The sea occupies the most part of the earth. It accounts for about 70% of the total area of the earth with an enormous amount of marine resources divided largely into fishery resources, marine mineral resources, and marine energy resources.
Though Korea is surrounded by the sea with this huge amount of resources on three sides, in reality the country lacks studies on marine development.
As the marine development cannot be made by human beings in person, the Romotely Operated Vehicle (ROV) or Atonomous Underwater Vehicle (AUV) is used. However, there are many limitations in underwater work.
What is the representative of the many limitations of underwater work by human beings is the oxygen deficiency and limitations on activity because of underwater pressure. The human body cannot store oxygen under the stimulation of high pressure not like under the environmental stimulations (high temperature, low temperature, exposure to highlands, and so on). Some mammals like seals can submerge to a depth of 240 m without a problem, but human beings have restrictions in underwater activities unless they use an artificial object and their ability to store oxygen gets decreased because of high pressure.

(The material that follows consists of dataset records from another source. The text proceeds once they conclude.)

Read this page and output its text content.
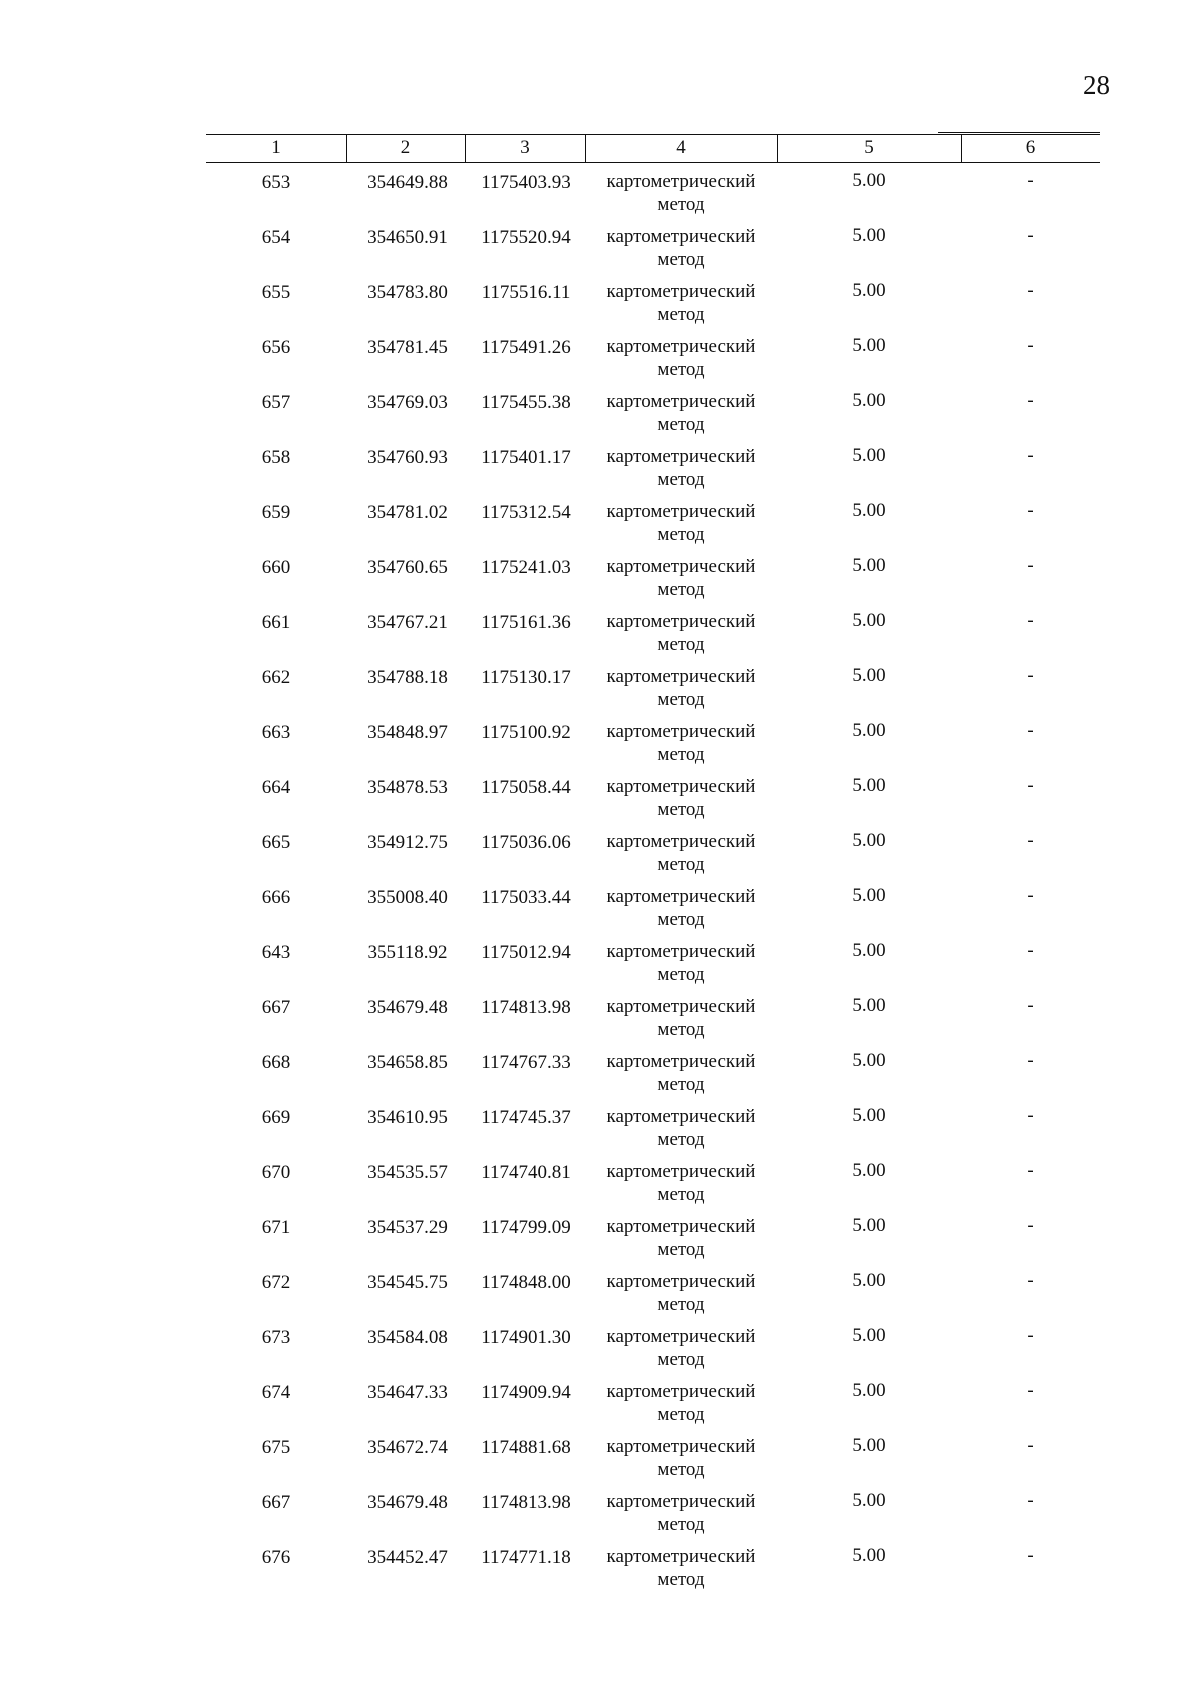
28
1	2	3	4	5	6
653	354649.88	1175403.93	картометрический
метод
5.00	-
654	354650.91	1175520.94	картометрический
метод
5.00	-
655	354783.80	1175516.11	картометрический
метод
5.00	-
656	354781.45	1175491.26	картометрический
метод
5.00	-
657	354769.03	1175455.38	картометрический
метод
5.00	-
658	354760.93	1175401.17	картометрический
метод
5.00	-
659	354781.02	1175312.54	картометрический
метод
5.00	-
660	354760.65	1175241.03	картометрический
метод
5.00	-
661	354767.21	1175161.36	картометрический
метод
5.00	-
662	354788.18	1175130.17	картометрический
метод
5.00	-
663	354848.97	1175100.92	картометрический
метод
5.00	-
664	354878.53	1175058.44	картометрический
метод
5.00	-
665	354912.75	1175036.06	картометрический
метод
5.00	-
666	355008.40	1175033.44	картометрический
метод
5.00	-
643	355118.92	1175012.94	картометрический
метод
5.00	-
667	354679.48	1174813.98	картометрический
метод
5.00	-
668	354658.85	1174767.33	картометрический
метод
5.00	-
669	354610.95	1174745.37	картометрический
метод
5.00	-
670	354535.57	1174740.81	картометрический
метод
5.00	-
671	354537.29	1174799.09	картометрический
метод
5.00	-
672	354545.75	1174848.00	картометрический
метод
5.00	-
673	354584.08	1174901.30	картометрический
метод
5.00	-
674	354647.33	1174909.94	картометрический
метод
5.00	-
675	354672.74	1174881.68	картометрический
метод
5.00	-
667	354679.48	1174813.98	картометрический
метод
5.00	-
676	354452.47	1174771.18	картометрический
метод
5.00	-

There are many difficulties for human beings to see the state of underwater environment in person and for underwater robots to autonomously drive. The underwater environment has various obstacles such as gorges whose size not known, rocks, sunken ship, and so on with a great variety of shape and size.
In the environment where human beings live, there is no problem in using eletromagnetic waves such as Bluetooth and wireless Internet, but they become useless underwater. However, ultrasonic waves, which are faster and moves further than electromagnetic waves, are used underwater.
This paper aims to propose the method to detect the shape of underwater obstacles by using the Radial Underwater Ultrasonic Sensor (RUUS) as a way to make the aquanautics smoother.
It is intended to verify the performances on the shape of underwater obstacles and similarity of actual obstacles detected by using the RUUS proposed in this study.